Binns and Mason is about as rare as it gets when it comes to American cutlery markings (when you measure a pre-1870 company's existence in months rather than years, it's gonna be a rare one!) I have not seen David's knife with the B&M/Pittsburgh stamp before, IMHO that's a wonderful knife in any condition.

Since we've already veered off on the Mason tangent, here's a Mason & Sons knife (albeit repinned and with a repointed master blade). This one is marked "Canton", the other one I have is a quill knife and it only has room for "Mason & Sons".

Mark Z

Reply by C. David Pierce CRL on May 6, 2009

No doubt about it, Charles H. Platts was the most highly skilled and influential Sheffield cutler ever to grace America's shores. He got his training at Joseph Rodgers and Sons and it showed! For 20 years he supervised the production of award winning cutlery at the Northfield Knife Co. , Northfield, CT
Each of his sons Charlie, H.N., Ray Joe and Frank were apprenticed at Northfield in the Sheffield fashion,so that each could craft a pocket knife from hand forging to assembly,adhering to an exacting standard of quality. It was their commitment to excellence that was,in large part,responsible for the quality we so admire in the earlier products of Cattaraugus Cutlery Co. and W.R. Case and Sons Cutlery Co.
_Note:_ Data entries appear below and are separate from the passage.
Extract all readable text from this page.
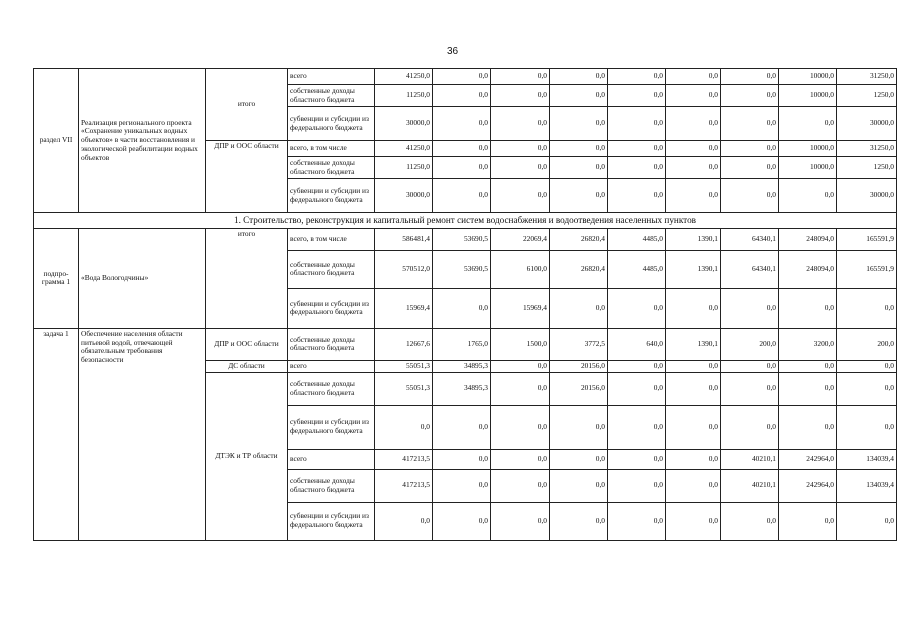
36
раздел VII	Реализация регионального проекта «Сохранение уникальных водных объектов» в части восстановления и экологической реабилитации водных объектов	итого	всего	41250,0	0,0	0,0	0,0	0,0	0,0	0,0	10000,0	31250,0
			собственные доходы областного бюджета	11250,0	0,0	0,0	0,0	0,0	0,0	0,0	10000,0	1250,0
			субвенции и субсидии из федерального бюджета	30000,0	0,0	0,0	0,0	0,0	0,0	0,0	0,0	30000,0
		ДПР и ООС области	всего, в том числе	41250,0	0,0	0,0	0,0	0,0	0,0	0,0	10000,0	31250,0
			собственные доходы областного бюджета	11250,0	0,0	0,0	0,0	0,0	0,0	0,0	10000,0	1250,0
			субвенции и субсидии из федерального бюджета	30000,0	0,0	0,0	0,0	0,0	0,0	0,0	0,0	30000,0
1. Строительство, реконструкция и капитальный ремонт систем водоснабжения и водоотведения населенных пунктов												
подпро-грамма 1	«Вода Вологодчины»	итого	всего, в том числе	586481,4	53690,5	22069,4	26820,4	4485,0	1390,1	64340,1	248094,0	165591,9
			собственные доходы областного бюджета	570512,0	53690,5	6100,0	26820,4	4485,0	1390,1	64340,1	248094,0	165591,9
			субвенции и субсидии из федерального бюджета	15969,4	0,0	15969,4	0,0	0,0	0,0	0,0	0,0	0,0
задача 1	Обеспечение населения области питьевой водой, отвечающей обязательным требования безопасности	ДПР и ООС области	собственные доходы областного бюджета	12667,6	1765,0	1500,0	3772,5	640,0	1390,1	200,0	3200,0	200,0
		ДС области	всего	55051,3	34895,3	0,0	20156,0	0,0	0,0	0,0	0,0	0,0
		ДТЭК и ТР области	собственные доходы областного бюджета	55051,3	34895,3	0,0	20156,0	0,0	0,0	0,0	0,0	0,0
			субвенции и субсидии из федерального бюджета	0,0	0,0	0,0	0,0	0,0	0,0	0,0	0,0	0,0
			всего	417213,5	0,0	0,0	0,0	0,0	0,0	40210,1	242964,0	134039,4
			собственные доходы областного бюджета	417213,5	0,0	0,0	0,0	0,0	0,0	40210,1	242964,0	134039,4
			субвенции и субсидии из федерального бюджета	0,0	0,0	0,0	0,0	0,0	0,0	0,0	0,0	0,0
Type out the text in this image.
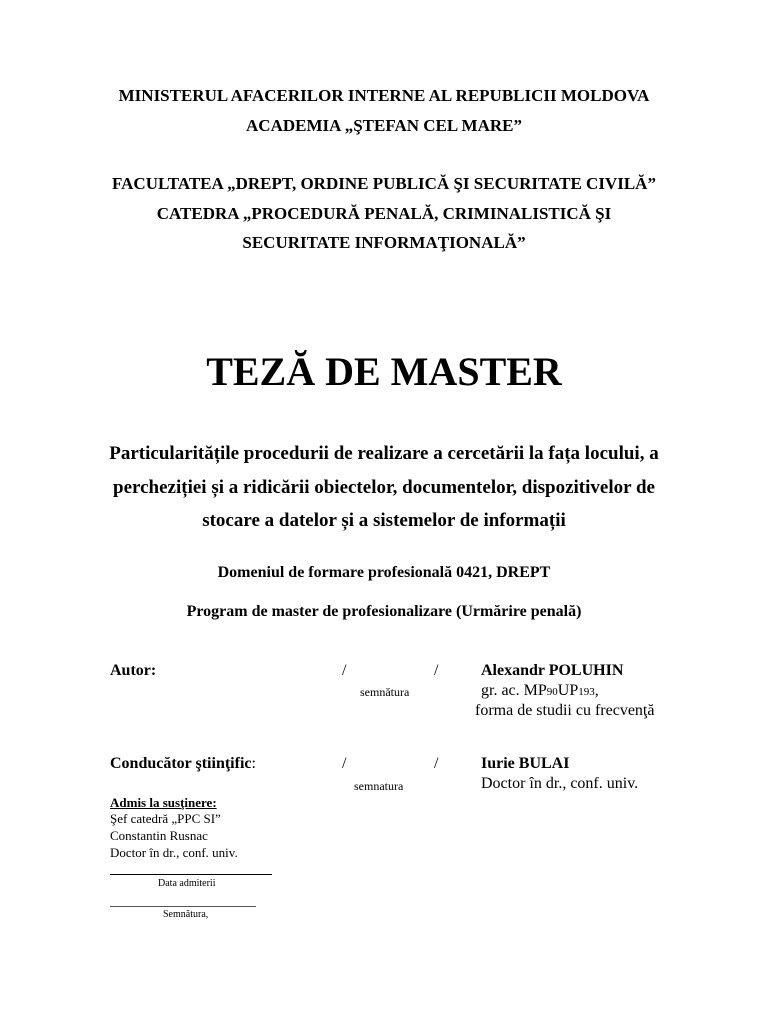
MINISTERUL AFACERILOR INTERNE AL REPUBLICII MOLDOVA
ACADEMIA „ŞTEFAN CEL MARE”
FACULTATEA „DREPT, ORDINE PUBLICĂ ŞI SECURITATE CIVILĂ”
CATEDRA „PROCEDURĂ PENALĂ, CRIMINALISTICĂ ŞI
SECURITATE INFORMAŢIONALĂ”
TEZĂ DE MASTER
Particularitățile procedurii de realizare a cercetării la fața locului, a
percheziției și a ridicării obiectelor, documentelor, dispozitivelor de
stocare a datelor și a sistemelor de informații
Domeniul de formare profesională 0421, DREPT
Program de master de profesionalizare (Urmărire penală)
Autor:	/	/
semnătura
Alexandr POLUHIN
gr. ac. MP90UP193,
forma de studii cu frecvenţă
Conducător ştiinţific:	/	/
semnatura
Iurie BULAI
Doctor în dr., conf. univ.
Admis la susţinere:
Şef catedră „PPC SI”
Constantin Rusnac
Doctor în dr., conf. univ.
Data admiterii
Semnătura,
Reply by David L. Anthony on May 11, 2009

Although it would be tough to debate that the Platt's wasn't indeed one of, if not the most influential cutlery icons of early American cutlery history, one does need to realize that others played significant roles as well. Looking at Mason's background (he worked at Northfield as well) you quickly understand that it was a large effort to "Americanise" the industry using a combination of English and German skills handed down many generations. Truly that is what happened. The Tariff's in the late 1800's just forced it upon us quicker I think. Thumbs up for both of these forefathers and many many more that gave us the simple but elegant tools we cherish today.

Remember Champlin bought his equipment from Beaver Falls, who got it from (WHO ELSE?) Samuel Mason. I used the google patent search for Mason and many he brought forth, Most for table ware though. Platt's truly did more for pocket cutlery I think.

Just a knife nerd spouting off to impress somebody, just not sure who LOL!!!!!!!

Reply by Fred Feightner on June 9, 2009

Charles Platts is definitely at the top of my list, too, along with the Case Brothers. Their father, Job Case, is incredibly interesting to me. He was a land 'developer' who cleared huge tracts of lumber by himself - he must've been as tough as they come! He also held views on many topics that seemed to be quite ahead of his time. We have Job's original journal in our Zippo/Case Museum. Job's views were no doubt VERY different from those of his sons. Just for what it's worth...:)

Reply by Larry Vickery on January 23, 2011

Im all about the Baer brothers. 

Leaving Camillus and purchasing Ulster and then Schrade, merging with Imperial and finally owning it all outright as well as also owning Camillus, There are many an untold story here. Albert and Henry were originals in the manufacturing and marketing field of cutlery.